Web Multi-Search

Search the web across multiple search engines at once using async-search-scraper. Collects results from Bing, Yahoo, Startpage, Aol, and Ask, iterating through multiple result pages.

Setup

cd skills/web-multi-search
python3 -m pip install -r requirements.txt
python3 -m pip install git+https://github.com/soxoj/async-search-scraper.git --no-deps

Note: The library must be installed from the GitHub URL, not PyPI. The --no-deps flag is required because the library pins bs4 (wrong package name); the real dependencies are already in requirements.txt.

Linux (apt) fallback

If pip isn't available, install the system packages:

sudo apt-get update
sudo apt-get install -y python3-requests python3-aiohttp python3-aiohttp-socks python3-bs4

Usage

Run the search script with a query:

python3 web_multi_search.py "your search query"

Options

Flag	Default	Description
`--pages`	`3`	Number of result pages per engine
`--engines`	all working	Comma-separated list: `bing,yahoo,startpage,aol,ask`
`--proxy`	none	HTTP/SOCKS proxy URL
`--timeout`	`10`	HTTP timeout in seconds
`--output`	`json`	Output format: `json`, `csv`, `text`
`--unique-urls`	off	Deduplicate results by URL
`--unique-domains`	off	Deduplicate results by domain

Examples

# Basic search, 3 pages per engine, JSON output
python3 web_multi_search.py "python async tutorial"
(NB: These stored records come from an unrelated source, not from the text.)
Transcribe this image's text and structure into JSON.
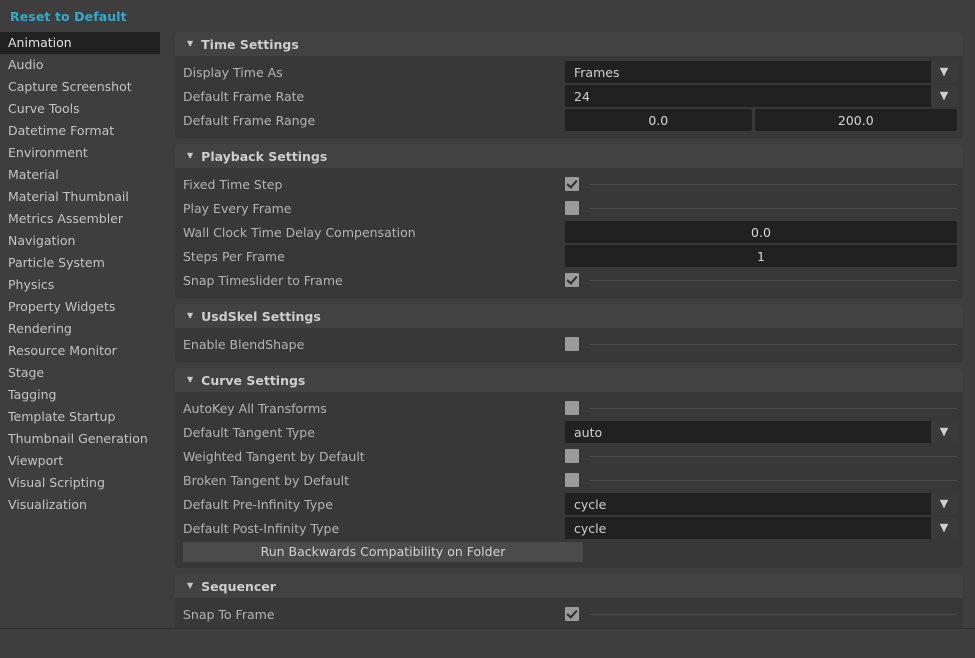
{
  "top": {
    "reset_label": "Reset to Default"
  },
  "sidebar": {
    "items": [
      {
        "label": "Animation",
        "selected": true
      },
      {
        "label": "Audio",
        "selected": false
      },
      {
        "label": "Capture Screenshot",
        "selected": false
      },
      {
        "label": "Curve Tools",
        "selected": false
      },
      {
        "label": "Datetime Format",
        "selected": false
      },
      {
        "label": "Environment",
        "selected": false
      },
      {
        "label": "Material",
        "selected": false
      },
      {
        "label": "Material Thumbnail",
        "selected": false
      },
      {
        "label": "Metrics Assembler",
        "selected": false
      },
      {
        "label": "Navigation",
        "selected": false
      },
      {
        "label": "Particle System",
        "selected": false
      },
      {
        "label": "Physics",
        "selected": false
      },
      {
        "label": "Property Widgets",
        "selected": false
      },
      {
        "label": "Rendering",
        "selected": false
      },
      {
        "label": "Resource Monitor",
        "selected": false
      },
      {
        "label": "Stage",
        "selected": false
      },
      {
        "label": "Tagging",
        "selected": false
      },
      {
        "label": "Template Startup",
        "selected": false
      },
      {
        "label": "Thumbnail Generation",
        "selected": false
      },
      {
        "label": "Viewport",
        "selected": false
      },
      {
        "label": "Visual Scripting",
        "selected": false
      },
      {
        "label": "Visualization",
        "selected": false
      }
    ]
  },
  "icons": {
    "collapse_caret": "▼",
    "dropdown_caret": "▼"
  },
  "groups": {
    "time_settings": {
      "title": "Time Settings",
      "rows": {
        "display_time_as": {
          "label": "Display Time As",
          "value": "Frames"
        },
        "default_frame_rate": {
          "label": "Default Frame Rate",
          "value": "24"
        },
        "default_frame_range": {
          "label": "Default Frame Range",
          "min": "0.0",
          "max": "200.0"
        }
      }
    },
    "playback_settings": {
      "title": "Playback Settings",
      "rows": {
        "fixed_time_step": {
          "label": "Fixed Time Step",
          "checked": true
        },
        "play_every_frame": {
          "label": "Play Every Frame",
          "checked": false
        },
        "wall_clock": {
          "label": "Wall Clock Time Delay Compensation",
          "value": "0.0"
        },
        "steps_per_frame": {
          "label": "Steps Per Frame",
          "value": "1"
        },
        "snap_timeslider": {
          "label": "Snap Timeslider to Frame",
          "checked": true
        }
      }
    },
    "usdskel_settings": {
      "title": "UsdSkel Settings",
      "rows": {
        "enable_blendshape": {
          "label": "Enable BlendShape",
          "checked": false
        }
      }
    },
    "curve_settings": {
      "title": "Curve Settings",
      "rows": {
        "autokey_all": {
          "label": "AutoKey All Transforms",
          "checked": false
        },
        "default_tangent": {
          "label": "Default Tangent Type",
          "value": "auto"
        },
        "weighted_tangent": {
          "label": "Weighted Tangent by Default",
          "checked": false
        },
        "broken_tangent": {
          "label": "Broken Tangent by Default",
          "checked": false
        },
        "pre_infinity": {
          "label": "Default Pre-Infinity Type",
          "value": "cycle"
        },
        "post_infinity": {
          "label": "Default Post-Infinity Type",
          "value": "cycle"
        },
        "run_backwards_button": {
          "label": "Run Backwards Compatibility on Folder"
        }
      }
    },
    "sequencer": {
      "title": "Sequencer",
      "rows": {
        "snap_to_frame": {
          "label": "Snap To Frame",
          "checked": true
        }
      }
    }
  },
  "colors": {
    "window_bg": "#3e3e3e",
    "group_bg": "#383838",
    "group_header_bg": "#424242",
    "field_bg": "#212121",
    "accent_link": "#34a9d4",
    "selected_item_bg": "#212121",
    "checkbox_bg": "#9a9a9a"
  }
}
# Search only Bing and Yahoo, 5 pages each
python3 web_multi_search.py "machine learning" --engines bing,yahoo --pages 5

# Unique URLs only, CSV output
python3 web_multi_search.py "OpenClaw skills" --unique-urls --output csv

# Use a proxy
python3 web_multi_search.py "privacy tools" --proxy socks5://127.0.0.1:9050

Output format

JSON output (default) returns an array of result objects:

[
  {
    "engine": "Bing",
    "host": "example.com",
    "link": "https://example.com/page",
    "title": "Page Title",
    "text": "Snippet of the page content..."
  }
]

How the agent should use this

When you need to search the web for information:

Run the script with the user's query.
Parse the JSON output to extract relevant links and snippets.
Use the results to answer the user or to fetch specific pages for deeper reading.

# Quick search and capture output
RESULTS=$(python3 /path/to/skills/web-multi-search/web_multi_search.py "query here" 2>/dev/null)
echo "$RESULTS" | python3 -c "import json,sys; data=json.load(sys.stdin); [print(r['link'], r['title']) for r in data[:10]]"

Available search engines

Engine	Status
Bing	Working
Yahoo	Working
Startpage	Working
Aol	Working
Ask	Working
Google	Not working (requires JS)
DuckDuckGo	Not working (CAPTCHA)
Dogpile	Not working (HTTP 403)
Mojeek	Not working (HTTP 403)
Qwant	Not working (HTTP 403)
Torch	Requires TOR proxy

Troubleshooting

Import errors: Make sure you installed the library from the GitHub URL with --no-deps.
Empty results / bans: Search engines may rate-limit. Increase delay or use fewer pages.
Torch engine: Only works with a running TOR proxy at socks5://127.0.0.1:9050.